Ambassador Hull and his fellow operatives had carefully explained to the
Yemeni government that the US had the option, itself, of going after the
Al Qaeda figures suspected of planning the attack which killed 17 US
sailors on the USS Cole. If the Yemeni government chose not to, the US
government indicated that it was prepared to take matters into its own
hands, say both Western and Yemeni officials.

But Yemeni officials did not like what they call the "freelancing" in the
countryside of the Arabic-speaking US ambassador. "We are not happy with
the dealings with the tribesmen," says General Mutawakel, who displays
little obvious emotion as he vents his views in his own posh sitting room.
"There were 'diplomatic journeys' out to the region, there were
discussions, and money changed hands. We knew that if we agree or
disagreed, they would do it anyway, but we are not happy at all with how
it has been dealt with."

But the US military had been passing the Yemenis its own intelligence on
Al Qaeda activities for months. In a botched raid on al-Harethi and
several other Al Qaeda fighters last December, Yemen's military lost 18 of
its own soldiers. Western diplomats had been concerned that Yemen would be
reluctant to strike again on its own.

Despite the criticism of the US approach, President Ali Saleh's own
internal political critics argued that he was reluctant to strike because
he still owes a "blood debt" to Osama bin Laden's own fighters for openly
assisting him to put down a separatist movement in the south in 1994.

Other official sources said that Yemeni special forces, led by the
president's son, Ahmed Abdullah Saleh, did not attack al-Harethi again due
to their ongoing training with US Green Berets, and the time it is taking
them to sharpen their skills.

In either case, US officials, increasingly impatient with the Sana's slow
moves to reign in terrorists, said they could not accept any more excuses,
say Western sources here. Predator drones, based in nearby Djibouti, were
transmitting real-time video images from the Yemeni hinterland.

While Yemeni officials knew that the US military had helicopters on ships
in the Red Sea and could inject a "snatch and kill" squad of commandos
into the country within a matter of hours, they said such an operation
could ignite a guerrilla war, the sources added.
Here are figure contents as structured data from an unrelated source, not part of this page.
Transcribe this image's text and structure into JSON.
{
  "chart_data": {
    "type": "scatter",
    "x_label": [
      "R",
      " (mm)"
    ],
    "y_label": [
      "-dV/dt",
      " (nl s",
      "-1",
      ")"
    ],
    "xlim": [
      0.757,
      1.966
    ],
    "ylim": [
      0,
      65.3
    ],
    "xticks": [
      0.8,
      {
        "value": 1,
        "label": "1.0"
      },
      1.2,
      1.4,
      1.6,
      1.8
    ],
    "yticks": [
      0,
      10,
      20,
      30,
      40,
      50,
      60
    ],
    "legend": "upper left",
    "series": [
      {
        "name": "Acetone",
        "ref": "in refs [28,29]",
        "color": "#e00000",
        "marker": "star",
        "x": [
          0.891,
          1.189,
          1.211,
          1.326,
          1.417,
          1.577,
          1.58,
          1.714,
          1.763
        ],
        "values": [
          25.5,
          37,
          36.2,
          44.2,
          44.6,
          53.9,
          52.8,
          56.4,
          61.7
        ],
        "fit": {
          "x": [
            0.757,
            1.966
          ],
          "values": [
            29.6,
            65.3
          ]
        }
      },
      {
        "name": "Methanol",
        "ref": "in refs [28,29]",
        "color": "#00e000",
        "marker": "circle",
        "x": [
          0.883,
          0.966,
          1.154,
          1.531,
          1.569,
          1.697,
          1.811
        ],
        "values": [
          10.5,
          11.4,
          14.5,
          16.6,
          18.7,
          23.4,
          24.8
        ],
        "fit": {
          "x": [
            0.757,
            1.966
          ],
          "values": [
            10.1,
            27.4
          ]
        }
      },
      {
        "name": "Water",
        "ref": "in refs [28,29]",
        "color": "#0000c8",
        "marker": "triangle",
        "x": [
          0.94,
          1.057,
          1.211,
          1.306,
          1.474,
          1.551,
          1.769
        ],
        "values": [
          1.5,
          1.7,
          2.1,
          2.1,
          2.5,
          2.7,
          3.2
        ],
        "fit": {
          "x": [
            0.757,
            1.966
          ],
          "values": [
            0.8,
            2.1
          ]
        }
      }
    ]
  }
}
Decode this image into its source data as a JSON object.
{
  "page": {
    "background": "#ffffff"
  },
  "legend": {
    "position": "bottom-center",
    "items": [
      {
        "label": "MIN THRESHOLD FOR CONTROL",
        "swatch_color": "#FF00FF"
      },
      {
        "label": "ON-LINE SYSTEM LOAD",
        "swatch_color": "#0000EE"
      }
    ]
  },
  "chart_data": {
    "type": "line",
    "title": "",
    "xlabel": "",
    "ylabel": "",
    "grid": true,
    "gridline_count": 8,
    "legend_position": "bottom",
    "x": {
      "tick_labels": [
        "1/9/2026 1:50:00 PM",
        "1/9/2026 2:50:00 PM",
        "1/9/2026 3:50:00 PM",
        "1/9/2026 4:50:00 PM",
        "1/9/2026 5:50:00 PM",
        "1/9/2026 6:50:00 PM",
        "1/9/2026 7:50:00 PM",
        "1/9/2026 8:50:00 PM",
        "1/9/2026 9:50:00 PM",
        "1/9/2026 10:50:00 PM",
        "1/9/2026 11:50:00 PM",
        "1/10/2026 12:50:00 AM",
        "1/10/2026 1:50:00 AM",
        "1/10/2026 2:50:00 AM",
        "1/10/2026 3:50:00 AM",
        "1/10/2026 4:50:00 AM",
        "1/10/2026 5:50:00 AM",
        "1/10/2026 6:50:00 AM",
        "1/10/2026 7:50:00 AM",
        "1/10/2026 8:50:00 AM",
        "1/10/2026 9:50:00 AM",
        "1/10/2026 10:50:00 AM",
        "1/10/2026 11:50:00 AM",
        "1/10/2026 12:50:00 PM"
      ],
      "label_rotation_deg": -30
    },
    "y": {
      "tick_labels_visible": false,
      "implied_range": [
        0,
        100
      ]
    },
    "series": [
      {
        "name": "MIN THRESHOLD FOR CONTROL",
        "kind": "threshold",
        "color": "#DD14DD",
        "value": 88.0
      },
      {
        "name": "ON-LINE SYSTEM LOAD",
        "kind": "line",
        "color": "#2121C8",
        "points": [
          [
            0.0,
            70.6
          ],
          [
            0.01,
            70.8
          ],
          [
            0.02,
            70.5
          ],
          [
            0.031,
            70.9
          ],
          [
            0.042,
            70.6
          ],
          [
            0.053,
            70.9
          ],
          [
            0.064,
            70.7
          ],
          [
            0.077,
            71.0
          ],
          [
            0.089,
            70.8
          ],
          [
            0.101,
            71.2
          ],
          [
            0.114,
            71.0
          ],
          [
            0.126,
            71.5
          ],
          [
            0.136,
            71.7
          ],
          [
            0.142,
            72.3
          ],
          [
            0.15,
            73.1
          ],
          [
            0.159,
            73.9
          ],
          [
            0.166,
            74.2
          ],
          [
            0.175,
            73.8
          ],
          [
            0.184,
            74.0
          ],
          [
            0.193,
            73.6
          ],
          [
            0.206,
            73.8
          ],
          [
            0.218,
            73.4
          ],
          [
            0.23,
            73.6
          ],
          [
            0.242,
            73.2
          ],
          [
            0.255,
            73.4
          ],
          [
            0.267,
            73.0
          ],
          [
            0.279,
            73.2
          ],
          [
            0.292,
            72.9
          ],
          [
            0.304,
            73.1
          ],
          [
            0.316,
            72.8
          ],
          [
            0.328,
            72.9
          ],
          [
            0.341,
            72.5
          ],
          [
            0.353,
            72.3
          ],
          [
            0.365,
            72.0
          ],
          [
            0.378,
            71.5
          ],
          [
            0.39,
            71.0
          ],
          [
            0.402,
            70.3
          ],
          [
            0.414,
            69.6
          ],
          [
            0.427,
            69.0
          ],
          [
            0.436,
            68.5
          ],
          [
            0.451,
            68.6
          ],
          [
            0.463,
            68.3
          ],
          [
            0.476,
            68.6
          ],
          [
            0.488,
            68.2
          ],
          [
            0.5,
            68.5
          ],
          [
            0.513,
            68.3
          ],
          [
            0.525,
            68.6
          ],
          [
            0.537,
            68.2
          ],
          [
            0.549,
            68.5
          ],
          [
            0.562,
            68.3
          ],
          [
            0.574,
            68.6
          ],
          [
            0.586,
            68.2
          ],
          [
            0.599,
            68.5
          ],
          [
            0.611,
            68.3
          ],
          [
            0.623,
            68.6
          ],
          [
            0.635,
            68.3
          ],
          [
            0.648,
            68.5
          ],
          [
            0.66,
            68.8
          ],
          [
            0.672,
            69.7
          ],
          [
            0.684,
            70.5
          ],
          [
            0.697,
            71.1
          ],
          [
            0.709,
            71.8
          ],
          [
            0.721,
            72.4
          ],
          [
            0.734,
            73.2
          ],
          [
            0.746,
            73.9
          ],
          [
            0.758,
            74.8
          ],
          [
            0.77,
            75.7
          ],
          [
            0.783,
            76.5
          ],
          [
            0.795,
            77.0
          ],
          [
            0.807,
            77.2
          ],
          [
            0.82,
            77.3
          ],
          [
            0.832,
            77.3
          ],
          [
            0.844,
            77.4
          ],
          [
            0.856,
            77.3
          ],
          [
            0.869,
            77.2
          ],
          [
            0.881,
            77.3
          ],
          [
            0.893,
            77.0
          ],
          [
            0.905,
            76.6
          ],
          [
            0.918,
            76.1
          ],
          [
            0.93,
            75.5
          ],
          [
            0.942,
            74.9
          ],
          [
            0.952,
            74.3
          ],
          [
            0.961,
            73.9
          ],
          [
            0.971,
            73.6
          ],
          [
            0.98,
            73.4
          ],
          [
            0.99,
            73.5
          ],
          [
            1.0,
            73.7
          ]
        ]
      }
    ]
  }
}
Then came Ambassador Hull's intelligence coup. Yemeni tribesmen are
notorious for not being able to keep a secret and with their palms crossed
with silver, they just could not resist telling the Americans what they
knew about al Harethi, say sources. As they chewed on narcotic khat
leaves, and filled their silver spittoons, the tribesmen also spit out the
details on al-Harethi's new haunts.

Counter-intelligence officials say that global positioning coordinates
given by a phone held by al-Harethi may also have helped seal his fate.
But even that intelligence could be fleeting, so US officials knew they
had to act swiftly. They waited until al-Harethi was in a car and clear of
home and any civilian neighbors.

"They [the Americans] didn't hit a wedding party, hit their own people, or
kill a large number of civilians," says one Western diplomat based on the
Arabian Peninsula. "In that respect the US Hellfire strike was good, clean
and clinical."

That precision has not, however, muted the anger of senior Yemeni
officials like Mutawakel, who worry about domestic unrest if their
government is seen as being too closely allied with the US. "We wanted a
great degree of independence for our own armed forces. We tried to make it
clear that we did not want the Americans to do it themselves. They are
just here to get their enemies and get out."

• Staff writer Faye Bowers contributed to this report from Washington.